The SFCA Lignel 10 was a French single seat aircraft designed to bridge a training gap between basic trainers and front-line fighters. The military requirement was soon dropped and only one was built.

==Design and development==
The Lignel 10 of 1938 was a wooden low wing cantilever monoplane, one in the series of Société Française de Construction Aéronautique designs stretching back to the 1935 SFCA Maillet 20. It was a single-seater, intended to meet a military requirement for a trainer that would assist the pupil's transition from simple two seat trainers to faster and more complex fighters with flaps and retractable undercarriages. The wings of the Lignel 10, like those of the rest of the series were in three parts, with a rectangular plan centre section without diheral and outer panels which, on the Lignel 10, had about 6° of dihedral. The leading edges of these outer panels were straight and only slightly swept but the trailing edges were increasingly curved towards the wing tips. Inset ailerons and the split flaps were both on the outer panels.

The Lignel 10 was powered by a 220 hp Renault 6Q-03 air-cooled, supercharged, inverted 6 cylinder inline engine. The cockpit, enclosed under multi-part glazing, placed the pilot over the wing trailing edge. The rear fuselage was raised to continue the canopy line, dropping gently away to the tail. Its fin and tailplane, the latter mounted at mid-fuselage, had straight, swept edges but rounded tips and carried round-edged, unbalanced control surfaces.
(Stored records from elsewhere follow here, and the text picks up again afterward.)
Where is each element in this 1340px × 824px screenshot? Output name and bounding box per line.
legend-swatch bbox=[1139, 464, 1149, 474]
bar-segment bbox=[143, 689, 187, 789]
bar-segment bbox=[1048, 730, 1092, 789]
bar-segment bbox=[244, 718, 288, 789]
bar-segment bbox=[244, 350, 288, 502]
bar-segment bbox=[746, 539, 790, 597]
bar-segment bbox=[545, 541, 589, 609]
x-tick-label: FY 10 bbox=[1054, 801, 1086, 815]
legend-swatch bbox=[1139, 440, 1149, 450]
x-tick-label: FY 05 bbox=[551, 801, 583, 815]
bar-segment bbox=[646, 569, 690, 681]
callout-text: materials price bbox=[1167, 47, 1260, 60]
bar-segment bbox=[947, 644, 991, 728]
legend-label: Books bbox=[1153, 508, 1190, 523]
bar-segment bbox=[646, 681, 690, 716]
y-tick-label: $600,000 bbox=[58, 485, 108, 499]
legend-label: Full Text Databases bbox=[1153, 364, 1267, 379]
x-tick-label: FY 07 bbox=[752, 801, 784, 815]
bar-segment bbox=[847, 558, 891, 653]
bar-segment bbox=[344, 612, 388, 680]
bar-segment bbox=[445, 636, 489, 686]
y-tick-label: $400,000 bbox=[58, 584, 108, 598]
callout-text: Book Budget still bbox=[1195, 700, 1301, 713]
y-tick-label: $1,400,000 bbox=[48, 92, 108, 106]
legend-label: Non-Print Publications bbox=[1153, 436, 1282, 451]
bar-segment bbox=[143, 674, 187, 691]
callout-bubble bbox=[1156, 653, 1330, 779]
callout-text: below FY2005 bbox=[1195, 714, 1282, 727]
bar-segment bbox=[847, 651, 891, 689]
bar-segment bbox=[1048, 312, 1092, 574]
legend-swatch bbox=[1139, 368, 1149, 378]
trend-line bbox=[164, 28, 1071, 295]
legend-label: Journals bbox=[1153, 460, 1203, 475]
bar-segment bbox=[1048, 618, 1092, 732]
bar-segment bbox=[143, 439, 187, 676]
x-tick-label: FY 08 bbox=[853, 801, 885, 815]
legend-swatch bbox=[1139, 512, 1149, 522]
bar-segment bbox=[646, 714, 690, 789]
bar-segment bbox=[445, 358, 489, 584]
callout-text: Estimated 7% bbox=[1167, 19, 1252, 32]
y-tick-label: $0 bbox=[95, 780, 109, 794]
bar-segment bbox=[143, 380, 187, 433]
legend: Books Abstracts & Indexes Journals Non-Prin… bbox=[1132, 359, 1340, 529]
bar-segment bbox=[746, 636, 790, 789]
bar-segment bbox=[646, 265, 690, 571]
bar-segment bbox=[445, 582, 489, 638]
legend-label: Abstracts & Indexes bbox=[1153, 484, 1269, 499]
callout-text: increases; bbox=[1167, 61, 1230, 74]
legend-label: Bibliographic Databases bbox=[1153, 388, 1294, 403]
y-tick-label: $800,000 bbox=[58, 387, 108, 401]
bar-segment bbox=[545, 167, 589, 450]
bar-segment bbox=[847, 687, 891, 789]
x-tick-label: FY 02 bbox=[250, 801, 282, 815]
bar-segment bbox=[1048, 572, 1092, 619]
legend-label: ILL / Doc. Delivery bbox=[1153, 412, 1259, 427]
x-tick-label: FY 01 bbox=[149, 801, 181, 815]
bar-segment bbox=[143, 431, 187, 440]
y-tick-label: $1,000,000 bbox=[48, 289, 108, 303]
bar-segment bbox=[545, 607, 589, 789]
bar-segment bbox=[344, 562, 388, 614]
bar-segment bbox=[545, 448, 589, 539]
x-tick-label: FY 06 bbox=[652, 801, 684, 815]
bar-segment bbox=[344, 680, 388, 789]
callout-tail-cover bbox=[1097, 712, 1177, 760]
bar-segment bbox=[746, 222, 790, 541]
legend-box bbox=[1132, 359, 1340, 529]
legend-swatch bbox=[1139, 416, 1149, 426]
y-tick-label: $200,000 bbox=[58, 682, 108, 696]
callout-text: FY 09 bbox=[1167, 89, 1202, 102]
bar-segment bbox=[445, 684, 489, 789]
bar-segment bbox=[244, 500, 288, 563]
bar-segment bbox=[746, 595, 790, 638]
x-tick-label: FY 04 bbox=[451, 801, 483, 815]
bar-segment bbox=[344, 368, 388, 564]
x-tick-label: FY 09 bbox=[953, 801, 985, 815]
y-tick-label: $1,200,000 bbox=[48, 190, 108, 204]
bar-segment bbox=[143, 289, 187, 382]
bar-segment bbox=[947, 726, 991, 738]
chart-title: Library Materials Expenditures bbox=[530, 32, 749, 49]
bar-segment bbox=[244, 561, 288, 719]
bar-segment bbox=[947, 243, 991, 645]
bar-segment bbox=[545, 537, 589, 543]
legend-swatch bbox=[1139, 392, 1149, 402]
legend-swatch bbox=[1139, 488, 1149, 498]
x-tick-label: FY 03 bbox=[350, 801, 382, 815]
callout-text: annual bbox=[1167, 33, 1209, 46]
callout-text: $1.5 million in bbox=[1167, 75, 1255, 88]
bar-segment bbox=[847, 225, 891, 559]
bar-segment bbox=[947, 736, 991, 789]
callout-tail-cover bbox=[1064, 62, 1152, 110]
The rudder extended down to the keel and worked in a small elevator cut-out.

Its tailwheel landing gear had its main legs mounted at the outer ends of the wing centre section at about 40% chord, retracting outwards into the outer wing panels, Each leg carried a single landing wheel.

The Lignel 10 first flew in February 1938. It was undergoing tests at Villacoublay in July, completing them by December 1938. Only one was built as the military requirement was soon abandoned.